As I have said, life is in all things, visible and invisible, and
there is no vacuum in nature. While man is living it is demonstrated
that life is in this invisible part of man, and more abundantly
than in the merely visible body; and as life continues after death
in the elements of this latter body, why cannot we declare that
after death life continues in the invisible part of man? Nothing
is ever lost or annihilated, and hence these parts of man cannot
be annihilated, and existing they must contain life.
Has the materialist ever been able to demonstrate to his own satisfaction
even, that this invisible part of man, which he says is material,
ceases to live? He cannot say that the elements of the physical
body, no matter what form they may assume, cease to live, but on
the contrary affirmatively asserts that they are never annihilated
and continue to exist; and as life is necessary to existence they
must continue to have life.
So according to their own arguments and demonstrations and ultimate
claims, the death of the physical body does not destroy the elements
which compose that body but only the form in which these elements
were combined. Then from this the most that they can claim as to
the invisible material part of man is, that while the material which
composed this part is not dead or annihilated, yet their formation
may be disintegrated or changed; and hence the identity of the man,
as to this portion of him, no longer exists. But this conclusion
does not follow as a logical sequence, and the materialist has nothing
upon which to base this conclusion, except that he has seen and
knows that when the visible body dies it disintegrates and ultimately
disappears.
He has never seen the disintegration of this invisible part of
man, though he has seen its manifestations decay and even destroyed;
but the cause of this is shown to be some decadence or disorganization
of some part of the visible body through which the invisible manifested.

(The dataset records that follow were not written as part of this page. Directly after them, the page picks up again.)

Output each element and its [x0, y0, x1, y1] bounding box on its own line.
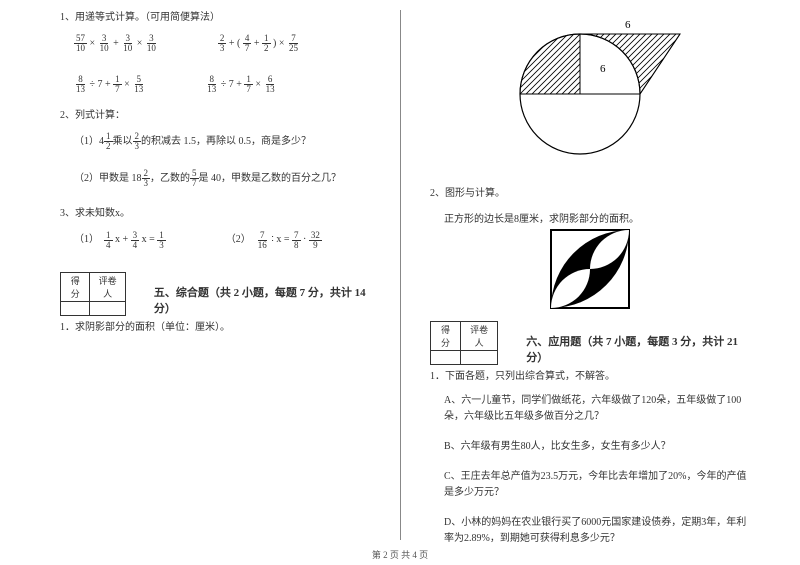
r-q2-desc: 正方形的边长是8厘米，求阴影部分的面积。	[444, 210, 750, 225]
page-footer: 第 2 页 共 4 页	[0, 548, 800, 561]
score6-c2: 评卷人	[461, 322, 498, 351]
q1-expr-a: 5710 × 310 + 310 × 310	[74, 34, 158, 53]
q1-expr-d: 813 ÷ 7 + 17 × 613	[205, 75, 276, 94]
q1-expr-c: 813 ÷ 7 + 17 × 513	[74, 75, 145, 94]
r-q1-a: A、六一儿童节，同学们做纸花，六年级做了120朵，五年级做了100朵，六年级比五…	[444, 393, 750, 425]
q3-title: 3、求未知数x。	[60, 206, 370, 222]
section5-row: 得分评卷人 五、综合题（共 2 小题，每题 7 分，共计 14 分）	[60, 272, 370, 316]
section6-row: 得分评卷人 六、应用题（共 7 小题，每题 3 分，共计 21 分）	[430, 321, 750, 365]
fig1-top-label: 6	[625, 19, 631, 31]
q2-title: 2、列式计算：	[60, 108, 370, 124]
q1-title: 1、用递等式计算。（可用简便算法）	[60, 10, 370, 26]
r-q2-title: 2、图形与计算。	[430, 186, 750, 202]
score-c2: 评卷人	[90, 272, 126, 301]
r-q1-b: B、六年级有男生80人，比女生多，女生有多少人？	[444, 439, 750, 455]
score-blank2	[90, 301, 126, 315]
q2-s2: （2）甲数是 1823，乙数的57是 40，甲数是乙数的百分之几？	[74, 169, 370, 188]
q3-s1: （1） 14 x + 34 x = 13	[74, 230, 166, 249]
score-table-5: 得分评卷人	[60, 272, 126, 316]
score6-b2	[461, 351, 498, 365]
q1-row2: 813 ÷ 7 + 17 × 513 813 ÷ 7 + 17 × 613	[74, 75, 370, 94]
section6-title: 六、应用题（共 7 小题，每题 3 分，共计 21 分）	[526, 333, 750, 365]
column-divider	[400, 10, 401, 540]
fig1-inner-label: 6	[600, 63, 606, 75]
q2-s1: （1）412乘以23的积减去 1.5，再除以 0.5，商是多少？	[74, 132, 370, 151]
q3-row: （1） 14 x + 34 x = 13 （2） 716 ∶ x = 78 · …	[74, 230, 370, 249]
score-blank1	[61, 301, 90, 315]
r-q1-c: C、王庄去年总产值为23.5万元，今年比去年增加了20%，今年的产值是多少万元？	[444, 469, 750, 501]
left-column: 1、用递等式计算。（可用简便算法） 5710 × 310 + 310 × 310…	[0, 0, 400, 540]
figure-circle-hatch: 6 6	[480, 14, 700, 174]
r-q1-title: 1．下面各题，只列出综合算式，不解答。	[430, 369, 750, 385]
q5-1: 1．求阴影部分的面积（单位：厘米）。	[60, 320, 370, 336]
score-table-6: 得分评卷人	[430, 321, 498, 365]
figure-square-leaf	[550, 229, 630, 309]
q3-s2: （2） 716 ∶ x = 78 · 329	[226, 230, 322, 249]
score-c1: 得分	[61, 272, 90, 301]
q1-row1: 5710 × 310 + 310 × 310 23 + ( 47 + 12 ) …	[74, 34, 370, 53]
r-q1-d: D、小林的妈妈在农业银行买了6000元国家建设债券，定期3年，年利率为2.89%…	[444, 515, 750, 547]
section5-title: 五、综合题（共 2 小题，每题 7 分，共计 14 分）	[154, 284, 370, 316]
right-column: 6 6 2、图形与计算。 正方形的边长是8厘米，求阴影部分的面积。 得分评卷人 …	[400, 0, 800, 540]
score6-c1: 得分	[431, 322, 461, 351]
q1-expr-b: 23 + ( 47 + 12 ) × 725	[218, 34, 300, 53]
score6-b1	[431, 351, 461, 365]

These materialists have knowledge of the facts that men have been
deprived of their arms or legs or other parts of the body, and yet
the invisible parts remained perfect, performing their functions.

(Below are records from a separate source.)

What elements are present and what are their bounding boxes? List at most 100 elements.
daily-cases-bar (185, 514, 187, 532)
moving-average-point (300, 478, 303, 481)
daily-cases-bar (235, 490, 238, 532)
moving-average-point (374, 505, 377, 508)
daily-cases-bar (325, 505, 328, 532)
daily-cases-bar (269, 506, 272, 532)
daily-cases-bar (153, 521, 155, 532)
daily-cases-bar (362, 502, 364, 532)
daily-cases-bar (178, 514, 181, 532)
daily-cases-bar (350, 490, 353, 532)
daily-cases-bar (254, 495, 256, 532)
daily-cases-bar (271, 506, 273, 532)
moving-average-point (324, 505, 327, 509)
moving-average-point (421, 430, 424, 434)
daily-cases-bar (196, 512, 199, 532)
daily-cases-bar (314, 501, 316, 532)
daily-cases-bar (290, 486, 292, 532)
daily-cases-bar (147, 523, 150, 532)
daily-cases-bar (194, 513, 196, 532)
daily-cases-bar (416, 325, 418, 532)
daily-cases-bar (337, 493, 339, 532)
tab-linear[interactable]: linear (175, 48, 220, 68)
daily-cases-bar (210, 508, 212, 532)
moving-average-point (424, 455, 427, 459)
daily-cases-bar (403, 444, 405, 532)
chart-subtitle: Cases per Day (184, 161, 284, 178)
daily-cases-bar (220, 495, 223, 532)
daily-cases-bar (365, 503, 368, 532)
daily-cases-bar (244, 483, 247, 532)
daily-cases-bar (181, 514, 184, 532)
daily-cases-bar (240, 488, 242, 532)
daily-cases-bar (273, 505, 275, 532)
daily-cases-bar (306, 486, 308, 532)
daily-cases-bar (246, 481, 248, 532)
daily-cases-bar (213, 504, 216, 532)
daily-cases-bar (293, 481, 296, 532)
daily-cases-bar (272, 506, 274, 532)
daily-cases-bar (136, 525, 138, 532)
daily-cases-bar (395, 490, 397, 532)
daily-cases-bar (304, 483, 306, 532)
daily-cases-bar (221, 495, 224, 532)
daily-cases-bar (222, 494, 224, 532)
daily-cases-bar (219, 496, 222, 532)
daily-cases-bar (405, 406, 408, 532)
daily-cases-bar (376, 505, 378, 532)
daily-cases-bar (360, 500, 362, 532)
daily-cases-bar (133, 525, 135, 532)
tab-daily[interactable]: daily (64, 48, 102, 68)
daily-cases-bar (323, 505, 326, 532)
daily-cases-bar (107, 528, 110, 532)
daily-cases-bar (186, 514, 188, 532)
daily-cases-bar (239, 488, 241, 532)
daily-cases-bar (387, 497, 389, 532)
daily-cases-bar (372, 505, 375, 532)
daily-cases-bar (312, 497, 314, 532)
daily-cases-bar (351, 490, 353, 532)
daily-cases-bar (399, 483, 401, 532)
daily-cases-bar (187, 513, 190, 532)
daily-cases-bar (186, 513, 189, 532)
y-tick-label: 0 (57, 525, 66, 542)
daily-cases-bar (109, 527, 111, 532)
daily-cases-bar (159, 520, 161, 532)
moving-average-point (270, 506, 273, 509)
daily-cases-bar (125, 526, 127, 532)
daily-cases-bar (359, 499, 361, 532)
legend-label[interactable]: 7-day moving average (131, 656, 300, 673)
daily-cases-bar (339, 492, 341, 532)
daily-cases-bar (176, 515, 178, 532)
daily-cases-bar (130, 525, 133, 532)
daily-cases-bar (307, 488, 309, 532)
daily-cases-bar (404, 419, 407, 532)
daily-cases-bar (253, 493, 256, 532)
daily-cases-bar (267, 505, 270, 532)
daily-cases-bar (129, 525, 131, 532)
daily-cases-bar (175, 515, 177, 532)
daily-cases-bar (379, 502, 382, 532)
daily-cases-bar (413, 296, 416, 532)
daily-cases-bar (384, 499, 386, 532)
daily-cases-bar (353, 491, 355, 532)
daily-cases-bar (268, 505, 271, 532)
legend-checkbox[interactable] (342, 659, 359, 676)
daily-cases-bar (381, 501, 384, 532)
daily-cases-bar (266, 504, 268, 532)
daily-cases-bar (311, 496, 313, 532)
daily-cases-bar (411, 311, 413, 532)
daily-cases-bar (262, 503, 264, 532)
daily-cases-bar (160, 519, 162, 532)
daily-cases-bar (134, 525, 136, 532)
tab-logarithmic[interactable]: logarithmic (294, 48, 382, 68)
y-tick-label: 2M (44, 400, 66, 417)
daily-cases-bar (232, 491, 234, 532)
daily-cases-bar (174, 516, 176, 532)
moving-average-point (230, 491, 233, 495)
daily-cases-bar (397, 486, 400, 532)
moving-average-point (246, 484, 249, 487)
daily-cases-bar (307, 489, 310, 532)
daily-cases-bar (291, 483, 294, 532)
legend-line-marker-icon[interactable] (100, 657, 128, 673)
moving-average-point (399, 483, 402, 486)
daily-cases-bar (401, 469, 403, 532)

Also it is true, that men have received injury to their physical
organs of sight or hearing, and, as a consequence the invisible
organs of sight or hearing did not function, but that fact constitutes
no proof that they were dead or had ceased to preserve the form
they had before the physical organs were impaired; for when the
defects of the physical organs were removed and these organs again
came into condition to do their functioning, the invisible faculties
of sight and hearing manifested their existence again just as they
had existed before the physical organs were impaired. And so many
similar instances might be referred to, to show that death or destruction
of any or many parts of the visible body does not destroy or disseminate
into its elements the invisible material part of man.
And besides, let the materialists consider the great difference
in the powers and objects of the creation of these visible and invisible
parts of man, and they will realize that the purely physical is
wholly subordinated and used merely to enable the invisible parts
to manifest themselves, and show that the real man is the invisible
part, and that man can lose part of his physical vestment, and yet
exist and perform his functions and exercise his powers.

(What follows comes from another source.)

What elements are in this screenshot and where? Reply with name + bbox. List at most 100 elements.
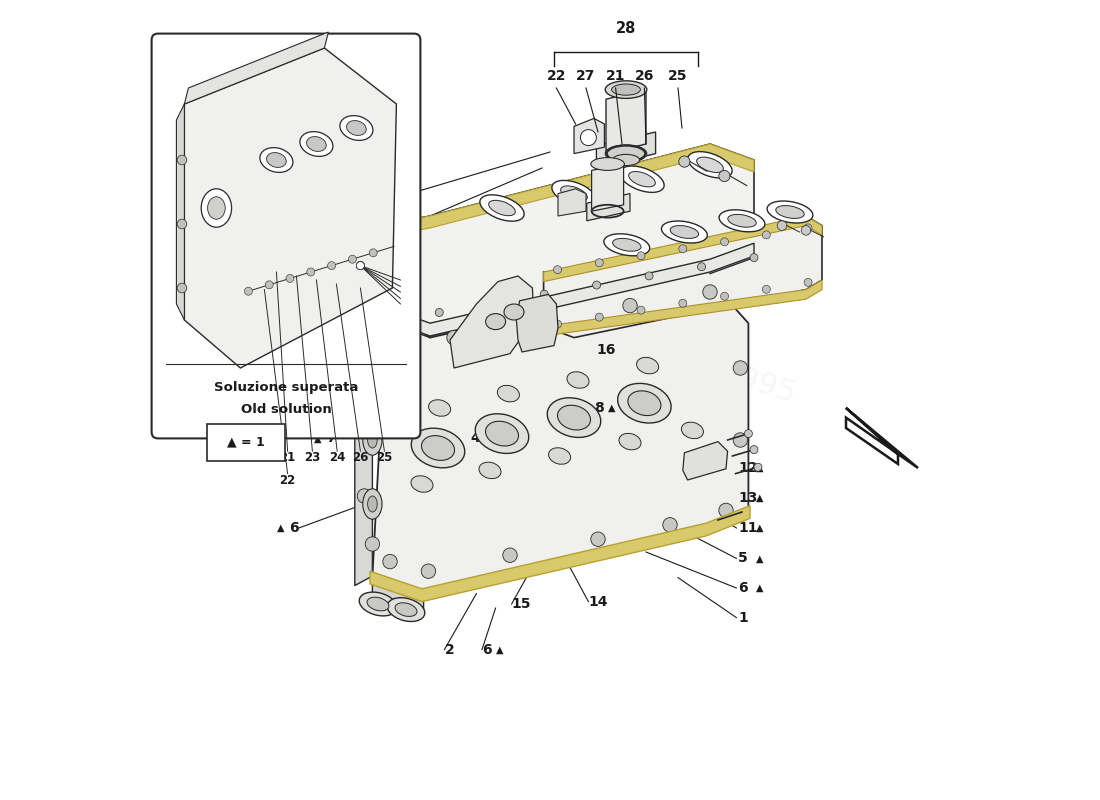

I have thus tried to show that no argument can be drawn from any
analogy between the vegetable things of nature, dying and coming
to life again, and man's dying. Yet neither can any argument be
drawn from the fact that the visible body of man dies and goes into
its elements never to be resuscitated again as the same body, to
show that the invisible body of man dies and is dissolved into its
elements, and that man ceases to be the individual that he was before
the death of the physical body.
I may not have made my message as plain and convincing as I would
desire, but in discussions of this kind it is difficult to transmit
the various shades of thought through the medium of a mortal. I
thank you for your courtesy and will stop now. So with all my love
and the blessings of the Father, I will say good night.